Washington, July 22: President Donald Trump on Monday offered to mediate the decades-long Kashmir dispute between India and Pakistan, signaling a shift in long-standing US policy that the issue must be solved bilaterally.
Kashmir has been divided between both countries and China since the end of British colonial rule in 1947, and remains at the root of tensions between the two nuclear-armed South Asian countries. Donald Trump Meets Imran Khan, Offers to Mediate Kashmir Issue Between India And Pakistan.
"If I can help, I would love to be a mediator," Trump said at the White House, where he was hosting Pakistan's Prime Minister Imran Khan. "If I can do anything to help, let me know."
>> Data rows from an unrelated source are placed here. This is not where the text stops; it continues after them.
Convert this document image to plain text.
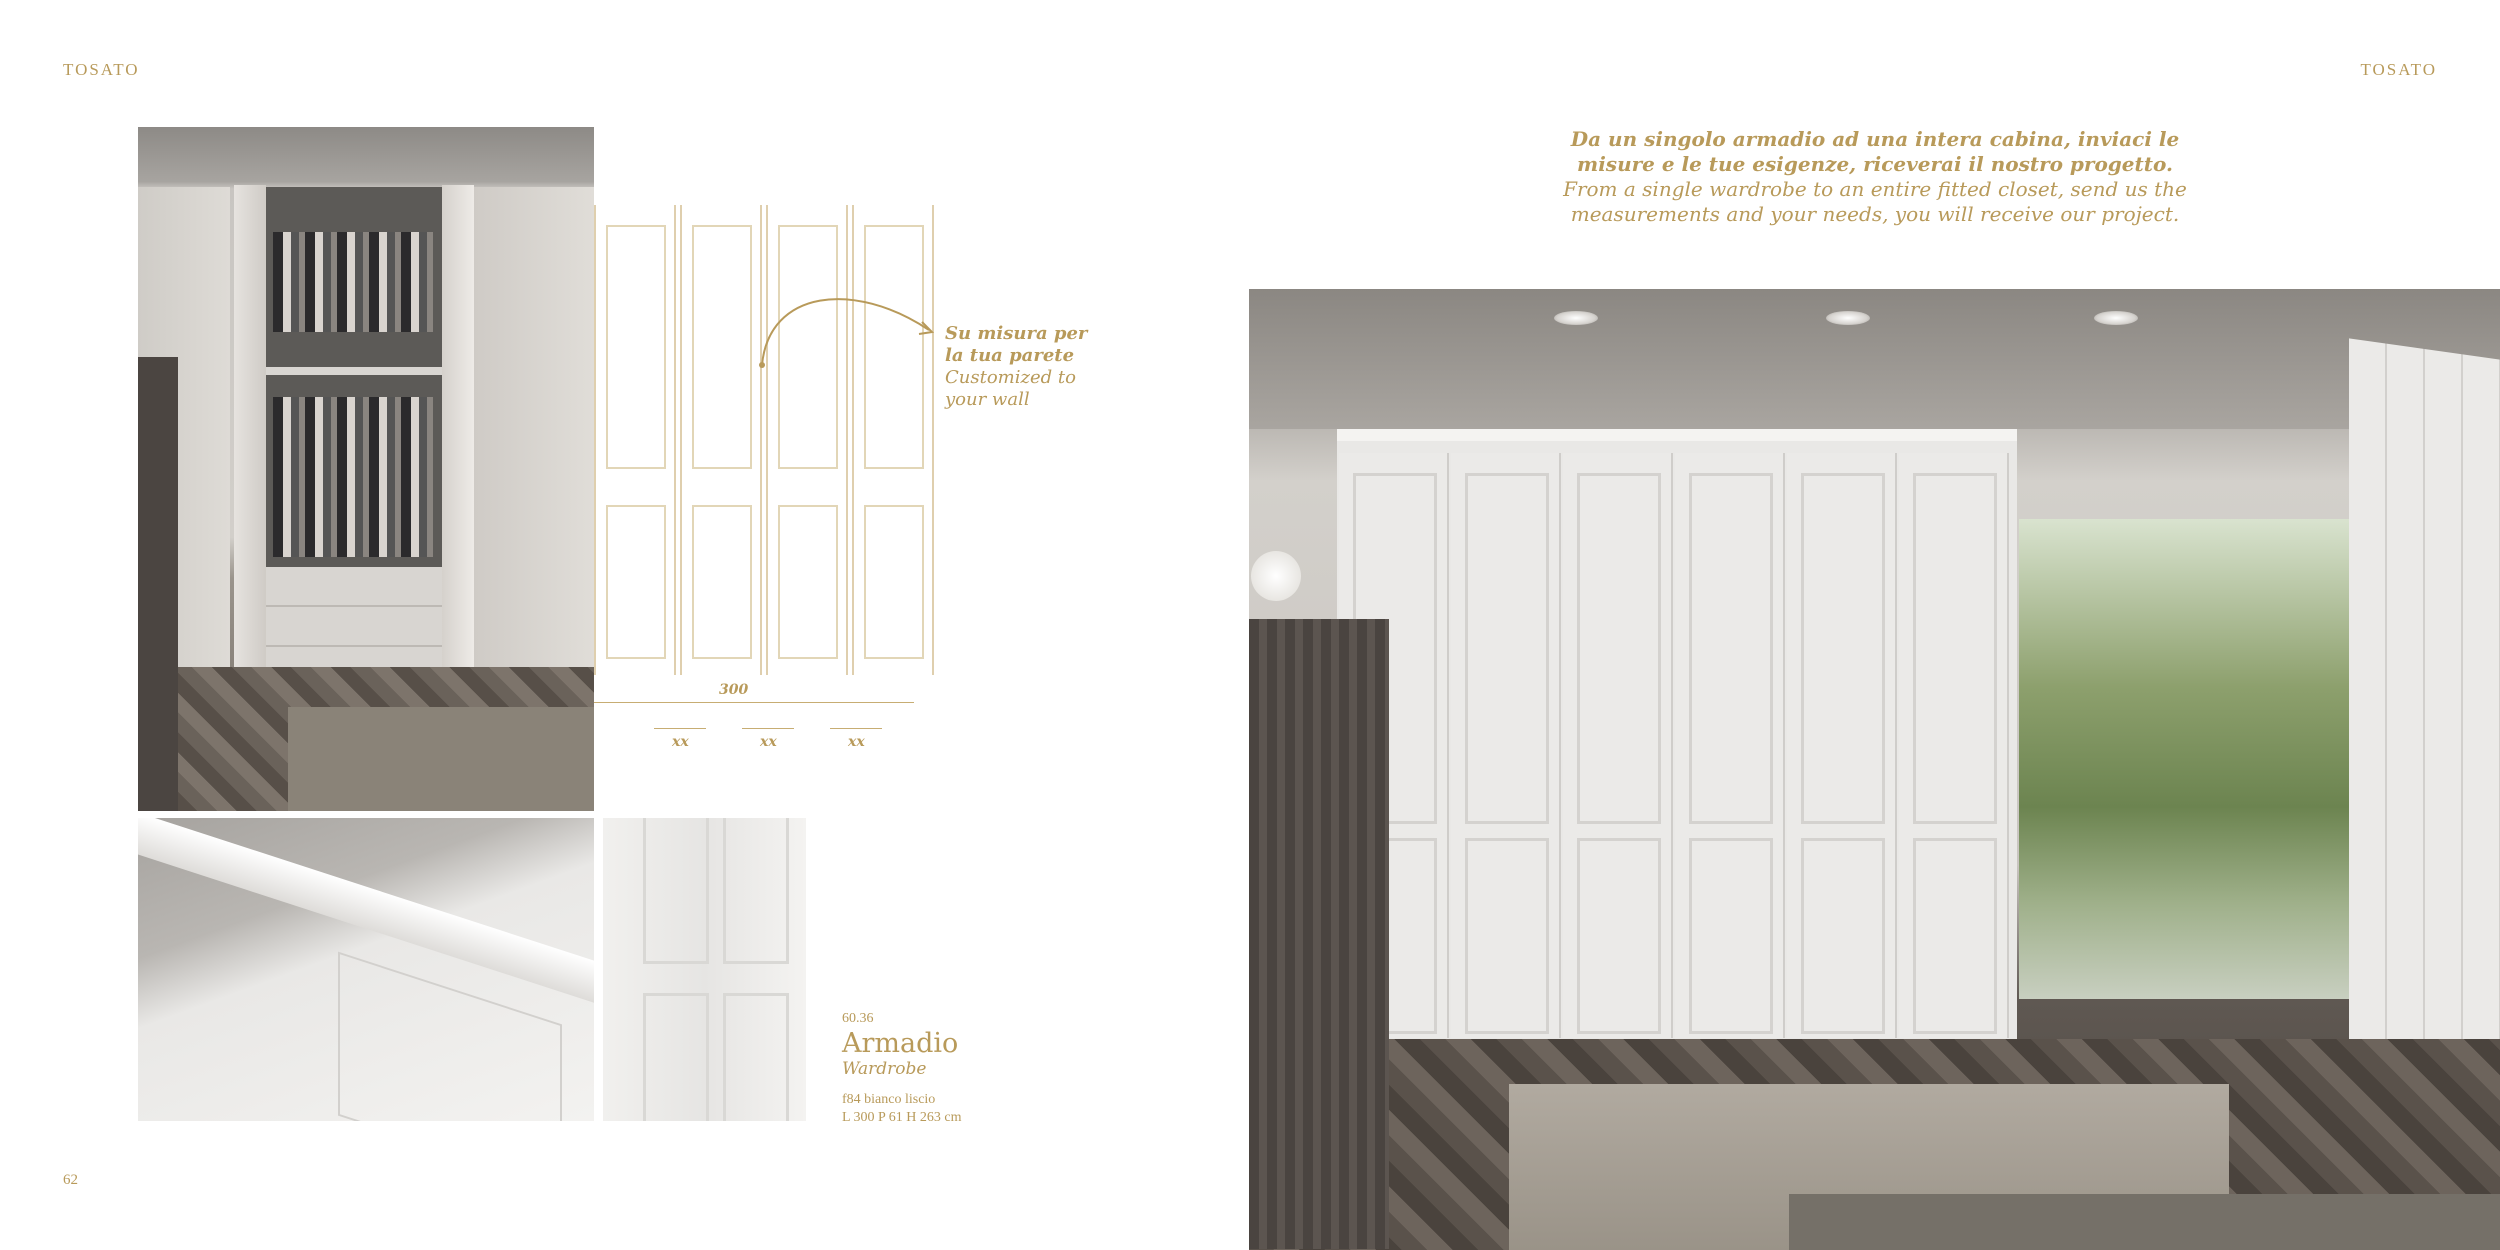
TOSATO	TOSATO
300
xx	xx	xx
Su misura per la tua parete
Customized to your wall
60.36
Armadio
Wardrobe
f84 bianco liscio
L 300 P 61 H 263 cm
62
Da un singolo armadio ad una intera cabina, inviaci le misure e le tue esigenze, riceverai il nostro progetto.
From a single wardrobe to an entire fitted closet, send us the measurements and your needs, you will receive our project.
It is far from the first time that Trump has offered to intervene in a seemingly intractable international dispute. US mediation, which has long been sought by Pakistan, is likely to be rejected outright by New Delhi.
On Friday, Trump said he remained at the ready to help South Korea and Japan solve their lingering dispute over World War II-era forced labor that has blighted their trade ties.
In 2017, he offered to mediate territorial disputes in the South China Sea between China, Vietnam and other Asia-Pacific countries -- a proposal that did not move forward.
India and Pakistan have been fighting over the Himalayan former kingdom for decades. In February, a suicide bombing claimed by a Pakistan-based militant group killed 41 Indian troops in Indian-controlled Kashmir, prompting tit-for-tat air strikes between the two countries.
Some 70,000 people, mostly civilians, have died over the past 30 years in Indian-administered Kashmir, monitoring groups say. The fighting is between Indian soldiers -- who number around 500,000 on the ground -- and rebels wanting either independence or union with Pakistan.